View Full Version : Charge for applying top soil?

04-13-2008, 04:37 PM
What would you guys normally charge as an application rate for top soil. Minus out the cost of the soil and any delivery charges. Say you got a customer who wants you to wheelbarrow and rake out 5 yards of top soil to various areas of their lawn. Assume they already have had the soil delivered. What would you charge them per yard?? Would you charge the same or more than you would for mulch?

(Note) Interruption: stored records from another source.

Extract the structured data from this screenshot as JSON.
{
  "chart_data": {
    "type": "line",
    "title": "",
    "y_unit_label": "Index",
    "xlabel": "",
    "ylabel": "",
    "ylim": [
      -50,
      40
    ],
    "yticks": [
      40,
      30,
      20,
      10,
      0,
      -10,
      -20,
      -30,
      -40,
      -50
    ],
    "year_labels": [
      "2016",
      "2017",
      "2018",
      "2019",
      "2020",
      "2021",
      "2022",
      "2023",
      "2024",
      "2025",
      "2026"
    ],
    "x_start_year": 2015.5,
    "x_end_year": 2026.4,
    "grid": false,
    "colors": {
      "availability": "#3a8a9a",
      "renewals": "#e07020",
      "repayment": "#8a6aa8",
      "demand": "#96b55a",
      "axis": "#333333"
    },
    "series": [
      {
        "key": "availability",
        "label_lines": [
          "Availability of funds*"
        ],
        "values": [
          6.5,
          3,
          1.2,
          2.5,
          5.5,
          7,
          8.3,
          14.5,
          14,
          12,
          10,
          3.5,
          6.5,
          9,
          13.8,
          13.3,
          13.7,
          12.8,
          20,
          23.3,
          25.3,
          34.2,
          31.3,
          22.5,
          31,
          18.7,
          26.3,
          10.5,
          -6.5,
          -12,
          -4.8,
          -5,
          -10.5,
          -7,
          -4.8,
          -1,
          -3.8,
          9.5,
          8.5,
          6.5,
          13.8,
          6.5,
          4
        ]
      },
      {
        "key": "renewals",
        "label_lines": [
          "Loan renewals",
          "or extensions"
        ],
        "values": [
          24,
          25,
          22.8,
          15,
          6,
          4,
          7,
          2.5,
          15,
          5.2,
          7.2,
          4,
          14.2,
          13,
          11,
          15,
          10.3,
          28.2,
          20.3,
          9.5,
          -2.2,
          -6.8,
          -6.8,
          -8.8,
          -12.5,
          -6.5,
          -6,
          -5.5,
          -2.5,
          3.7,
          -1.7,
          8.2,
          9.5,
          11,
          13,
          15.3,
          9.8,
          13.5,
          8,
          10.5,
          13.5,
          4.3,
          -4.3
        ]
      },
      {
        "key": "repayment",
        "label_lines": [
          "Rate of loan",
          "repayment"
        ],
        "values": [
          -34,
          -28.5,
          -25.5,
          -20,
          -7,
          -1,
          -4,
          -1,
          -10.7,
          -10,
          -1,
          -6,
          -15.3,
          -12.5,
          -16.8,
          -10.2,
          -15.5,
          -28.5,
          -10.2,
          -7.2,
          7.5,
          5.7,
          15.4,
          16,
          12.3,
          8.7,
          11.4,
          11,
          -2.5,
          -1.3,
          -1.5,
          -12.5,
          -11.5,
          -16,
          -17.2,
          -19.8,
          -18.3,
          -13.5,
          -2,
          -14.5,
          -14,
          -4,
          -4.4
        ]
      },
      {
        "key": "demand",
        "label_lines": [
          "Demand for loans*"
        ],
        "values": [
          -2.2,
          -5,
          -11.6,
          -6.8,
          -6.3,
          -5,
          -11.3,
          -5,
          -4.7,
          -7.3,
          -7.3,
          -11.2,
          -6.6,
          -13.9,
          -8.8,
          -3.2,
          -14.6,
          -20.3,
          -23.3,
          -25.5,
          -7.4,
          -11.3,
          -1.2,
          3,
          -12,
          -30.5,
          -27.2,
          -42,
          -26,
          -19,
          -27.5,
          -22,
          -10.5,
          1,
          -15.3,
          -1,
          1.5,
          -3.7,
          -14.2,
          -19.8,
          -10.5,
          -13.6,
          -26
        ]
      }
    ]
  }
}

Also: how much does 1 cubic yard of soil weigh.

04-13-2008, 05:56 PM
1 cubic yard of soil can range from like 1500-2500 pounds depending on soil type and moisture level

I figure that 1 yard of soil can be hauled and raked out per hour on average. of course it all depends on how far it has to go

04-13-2008, 06:04 PM
If your charging labor 35 dollars per man hour is fair you could possibly get a little more

04-13-2008, 06:07 PM
We charge $85/yard that includes the topsoil itself which is about $15...so we get $70 per yard for labor.

04-14-2008, 07:50 AM
75 a yard for front work,90 for anything that has to go into the back of any given property.

04-14-2008, 08:28 AM
If you are not sure what to charge for material and labor, one good way to find out is to double your material cost and add on a few bucks for delivery. Or, take you material cost and multiply by 2.5 depending on what you are putting down and what the cost is. Its only a five yard job so if doubling your material isn't enough at the end of the day you will know that for the next time you need to raise that price a little bit. Of course, that also depends on what kind of topsoil you are putting down. Around here topsoil ranges from $20-25 per yard depending on where you go and what kind of mix you purchase. If you have to wheel it out, take that time into consideration and add a few bucks for that as well. At the end of the day, keep track of how many hours it took you per man on the job, figure your hourly labor rate for the day and then decide if you made what you need to, or if you need to adjust your price up or down from there. Its a learning curve that will take you time to get just right.